The music continued to hack at my ear, chipping my patience away note by note.
And now it's alright, it's okay
And you may look the other way
We can try to understand
The New York Times' effect on man
“What about that island where the exit portal is?” I asked, trying to ignore the song. The elevator continued down and down, the little number at the top of the display ticking lower. Fifteen, fourteen, thirteen, twelve… “It can’t all be hopeless.”
“It's on an island at the center of a lake,” Darrin said, running a hand through his hair. “The tallest ‘skyscraper’ I’ve ever seen in this zone. It nearly pierces the clouds, and there are undead around it. If we want to actually make it through, it would take one hell of a plan. And…” Darrin licked his lips.
Whether you're a brother or whether you're a mother
You're stayin' alive, stayin' alive
Feel the city breakin' and everybody shakin'
“And?” I prodded, clenching my fists. I forcefully breathed in and out, trying to center myself. This space was so close. Nine, eight, seven, six…
“There’s something in that lake. I could sense it. Some sort of horrid monster, nesting there like a king. I couldn’t get closer to the water’s edge. I feared… I feared it would see me,” Darrin said, not noticing my rising anger.

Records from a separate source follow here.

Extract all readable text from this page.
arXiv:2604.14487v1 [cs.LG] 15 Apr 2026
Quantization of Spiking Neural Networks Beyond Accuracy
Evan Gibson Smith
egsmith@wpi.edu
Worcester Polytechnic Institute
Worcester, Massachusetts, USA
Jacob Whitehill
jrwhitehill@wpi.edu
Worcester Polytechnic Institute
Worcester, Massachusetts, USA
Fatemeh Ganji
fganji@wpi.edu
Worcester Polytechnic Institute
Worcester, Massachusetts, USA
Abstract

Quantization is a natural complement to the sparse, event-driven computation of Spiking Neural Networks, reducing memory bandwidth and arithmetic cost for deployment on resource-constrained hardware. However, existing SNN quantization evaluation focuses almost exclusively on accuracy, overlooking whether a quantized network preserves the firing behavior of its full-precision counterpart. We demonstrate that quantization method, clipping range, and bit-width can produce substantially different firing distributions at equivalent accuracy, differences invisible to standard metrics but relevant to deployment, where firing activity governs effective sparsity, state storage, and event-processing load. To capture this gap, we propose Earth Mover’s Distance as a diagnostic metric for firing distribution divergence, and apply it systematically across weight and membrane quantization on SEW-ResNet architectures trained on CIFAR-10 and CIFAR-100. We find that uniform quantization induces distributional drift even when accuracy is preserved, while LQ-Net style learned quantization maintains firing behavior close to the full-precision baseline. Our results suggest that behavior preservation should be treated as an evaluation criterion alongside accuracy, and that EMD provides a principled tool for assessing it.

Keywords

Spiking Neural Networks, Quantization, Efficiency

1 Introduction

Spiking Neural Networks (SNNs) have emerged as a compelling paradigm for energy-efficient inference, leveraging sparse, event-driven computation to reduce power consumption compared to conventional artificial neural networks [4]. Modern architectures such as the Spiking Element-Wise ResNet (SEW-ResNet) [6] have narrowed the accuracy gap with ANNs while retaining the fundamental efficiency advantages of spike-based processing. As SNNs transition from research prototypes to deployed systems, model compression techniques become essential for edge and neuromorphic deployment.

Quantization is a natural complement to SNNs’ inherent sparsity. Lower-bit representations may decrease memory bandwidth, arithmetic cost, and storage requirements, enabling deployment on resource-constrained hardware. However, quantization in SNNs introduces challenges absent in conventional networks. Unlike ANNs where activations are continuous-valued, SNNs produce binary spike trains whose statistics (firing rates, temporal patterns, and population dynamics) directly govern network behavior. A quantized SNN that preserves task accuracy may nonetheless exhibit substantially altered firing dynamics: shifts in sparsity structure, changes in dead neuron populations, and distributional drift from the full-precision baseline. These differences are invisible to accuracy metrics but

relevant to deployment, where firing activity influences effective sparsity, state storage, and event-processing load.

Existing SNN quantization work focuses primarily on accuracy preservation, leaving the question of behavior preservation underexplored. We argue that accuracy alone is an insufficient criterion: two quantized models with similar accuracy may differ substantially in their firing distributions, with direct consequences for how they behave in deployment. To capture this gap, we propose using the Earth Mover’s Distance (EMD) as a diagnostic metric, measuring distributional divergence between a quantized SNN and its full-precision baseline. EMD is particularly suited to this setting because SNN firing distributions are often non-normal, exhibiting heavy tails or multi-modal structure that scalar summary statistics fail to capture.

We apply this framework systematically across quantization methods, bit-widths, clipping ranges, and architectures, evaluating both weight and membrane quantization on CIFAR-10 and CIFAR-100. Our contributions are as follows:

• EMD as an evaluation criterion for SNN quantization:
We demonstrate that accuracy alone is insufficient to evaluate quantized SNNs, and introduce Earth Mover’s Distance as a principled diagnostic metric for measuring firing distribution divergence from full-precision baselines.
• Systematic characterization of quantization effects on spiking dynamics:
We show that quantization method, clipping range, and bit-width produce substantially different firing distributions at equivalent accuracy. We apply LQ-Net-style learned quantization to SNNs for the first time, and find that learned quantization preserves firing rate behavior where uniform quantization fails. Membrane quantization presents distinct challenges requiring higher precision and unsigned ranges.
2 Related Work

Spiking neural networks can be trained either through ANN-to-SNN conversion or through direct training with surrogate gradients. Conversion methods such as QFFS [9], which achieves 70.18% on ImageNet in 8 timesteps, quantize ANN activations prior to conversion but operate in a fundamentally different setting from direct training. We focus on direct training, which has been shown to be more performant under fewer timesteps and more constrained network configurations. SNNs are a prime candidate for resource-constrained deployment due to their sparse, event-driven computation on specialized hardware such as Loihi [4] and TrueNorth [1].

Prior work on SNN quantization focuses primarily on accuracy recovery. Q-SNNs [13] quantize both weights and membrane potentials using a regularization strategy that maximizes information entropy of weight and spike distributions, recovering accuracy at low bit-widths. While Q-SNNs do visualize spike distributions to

And we're stayin' alive, stayin' alive
Ah, ha, ha, ha, stayin' alive, stayin' alive
Ah, ha, ha, ha, stayin' alive
My mind went blank for a moment. All the pent-up stress, my failure to keep these people out of harm’s way, the truth of my reincarnation, and that horrid fucking tune scraping at my eardrums… It burst out of me like a storm. I whirled, slamming my mana-enhanced fist into the wall of the elevator. The speaker, which had been spewing “Stayin’ Alive” as if there was no tomorrow, crumpled around my fist. The song cut out abruptly, sparing my mind any more reminders of Earth.
The elevator doors opened on the bottom floor. “I’m going to get you out of this zone,” I promised Darrin, who was looking at me warily. “I’m going to get everyone out of this zone.”